De acordo com a gestora da Comissão, desembargadora Ângela Prudente, a ação, além de gerar benefícios ao meio ambiente, também contribui para a geração de emprego e renda.
“É um dia importante, um momento significativo para a política de sustentabilidade do Poder Judiciário. É um incentivo à responsabilidade social e ao comprometimento com a sustentabilidade”, destacou a magistrada.
O juiz auxiliar da Presidência, Esmar Custódio Vêncio Filho, que representou a presidente do TJTO, desembargadora Maysa Vendramini Rosal, ressaltou que, antes da implantação do processo eletrônico, um dos principais desafios era a destinação adequada dos papéis utilizados nos processos físicos.

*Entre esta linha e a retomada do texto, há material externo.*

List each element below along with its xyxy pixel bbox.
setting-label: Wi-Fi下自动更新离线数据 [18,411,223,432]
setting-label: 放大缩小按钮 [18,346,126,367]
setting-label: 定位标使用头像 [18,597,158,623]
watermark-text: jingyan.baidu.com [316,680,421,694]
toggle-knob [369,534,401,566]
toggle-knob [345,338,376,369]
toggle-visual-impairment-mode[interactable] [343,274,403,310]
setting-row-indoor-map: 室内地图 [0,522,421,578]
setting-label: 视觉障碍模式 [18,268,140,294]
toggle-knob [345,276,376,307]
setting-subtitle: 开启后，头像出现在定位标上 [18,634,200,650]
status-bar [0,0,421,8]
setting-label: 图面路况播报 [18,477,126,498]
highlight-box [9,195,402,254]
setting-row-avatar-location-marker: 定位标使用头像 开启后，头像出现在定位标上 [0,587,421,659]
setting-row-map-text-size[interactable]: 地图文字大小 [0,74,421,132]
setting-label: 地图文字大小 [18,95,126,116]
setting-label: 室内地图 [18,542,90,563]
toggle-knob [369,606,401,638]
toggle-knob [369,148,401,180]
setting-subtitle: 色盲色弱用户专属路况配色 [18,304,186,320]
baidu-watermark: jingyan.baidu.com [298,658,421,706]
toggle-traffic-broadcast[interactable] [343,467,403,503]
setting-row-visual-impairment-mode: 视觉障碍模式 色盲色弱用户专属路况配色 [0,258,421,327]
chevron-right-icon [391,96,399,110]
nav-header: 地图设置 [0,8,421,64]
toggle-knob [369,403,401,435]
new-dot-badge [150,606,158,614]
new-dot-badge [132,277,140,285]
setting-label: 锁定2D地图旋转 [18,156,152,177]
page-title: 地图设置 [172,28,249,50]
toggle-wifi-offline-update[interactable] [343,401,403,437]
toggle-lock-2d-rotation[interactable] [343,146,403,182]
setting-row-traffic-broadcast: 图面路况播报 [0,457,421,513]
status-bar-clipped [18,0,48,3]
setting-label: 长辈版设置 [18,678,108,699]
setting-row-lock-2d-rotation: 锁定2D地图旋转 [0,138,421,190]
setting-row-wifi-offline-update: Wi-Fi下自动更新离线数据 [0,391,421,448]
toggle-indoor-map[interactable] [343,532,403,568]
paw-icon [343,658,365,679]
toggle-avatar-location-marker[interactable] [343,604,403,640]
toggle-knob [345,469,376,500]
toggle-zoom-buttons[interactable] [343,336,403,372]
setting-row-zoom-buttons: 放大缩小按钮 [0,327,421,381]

“O Tribunal de Justiça tem desenvolvido um trabalho de excelência, como se fosse uma verdadeira política pública. As ações de sustentabilidade refletem não apenas no atendimento ao jurisdicionado, mas em toda a sociedade tocantinense, porque são iniciativas que alcançam diversas comarcas e ampliam seus impactos em todo o estado”, afirmou.
Entre os equipamentos doados, a maior parte é composta por aparelhos de ar-condicionado em desuso.
O material será encaminhado aos fabricantes responsáveis pela destinação ambientalmente adequada dos resíduos, incluindo o tratamento de metais pesados e do fluido refrigerante (gás).
Segundo o diretor-presidente do Instituto Natura Vida, Cássio Ferreira, a instituição integra um programa de logística reversa.
“O objetivo é levar os materiais em desuso para destruição e recuperar aqueles que podem ser reinseridos na cadeia produtiva”, explicou.
“Essa iniciativa vai ao encontro da Política Nacional do Carbono Zero, que prevê a redução das emissões até 2030”, reforçou a presidente da comissão.
Segundo o Conselho Nacional de Justiça (CNJ), a logística reversa é um instrumento de desenvolvimento econômico e social que viabiliza a coleta e a restituição de resíduos sólidos ao setor empresarial para reaproveitamento ou descarte adequado, conforme a Resolução CNJ nº 400/2021.
Programa Justiça Carbono Zero
Instituído pela Resolução CNJ nº 594/2024, o Programa Justiça Carbono Zero estabelece a meta de neutralidade das emissões de carbono no Poder Judiciário até 2030. A iniciativa busca promover a descarbonização dos tribunais por meio de ações voltadas à medição, redução e compensação das emissões de gases de efeito estufa (GEE) geradas pelo funcionamento dos órgãos que integram o sistema de Justiça.
INA
O Instituto Natura Vida (INA) é uma Organização da Sociedade Civil de Interesse Público (OSCIP) sem fins lucrativos que atua na transformação socioambiental e na promoção de práticas sustentáveis, consolidando-se como referência em sustentabilidade e inovação no Tocantins e na Região Norte.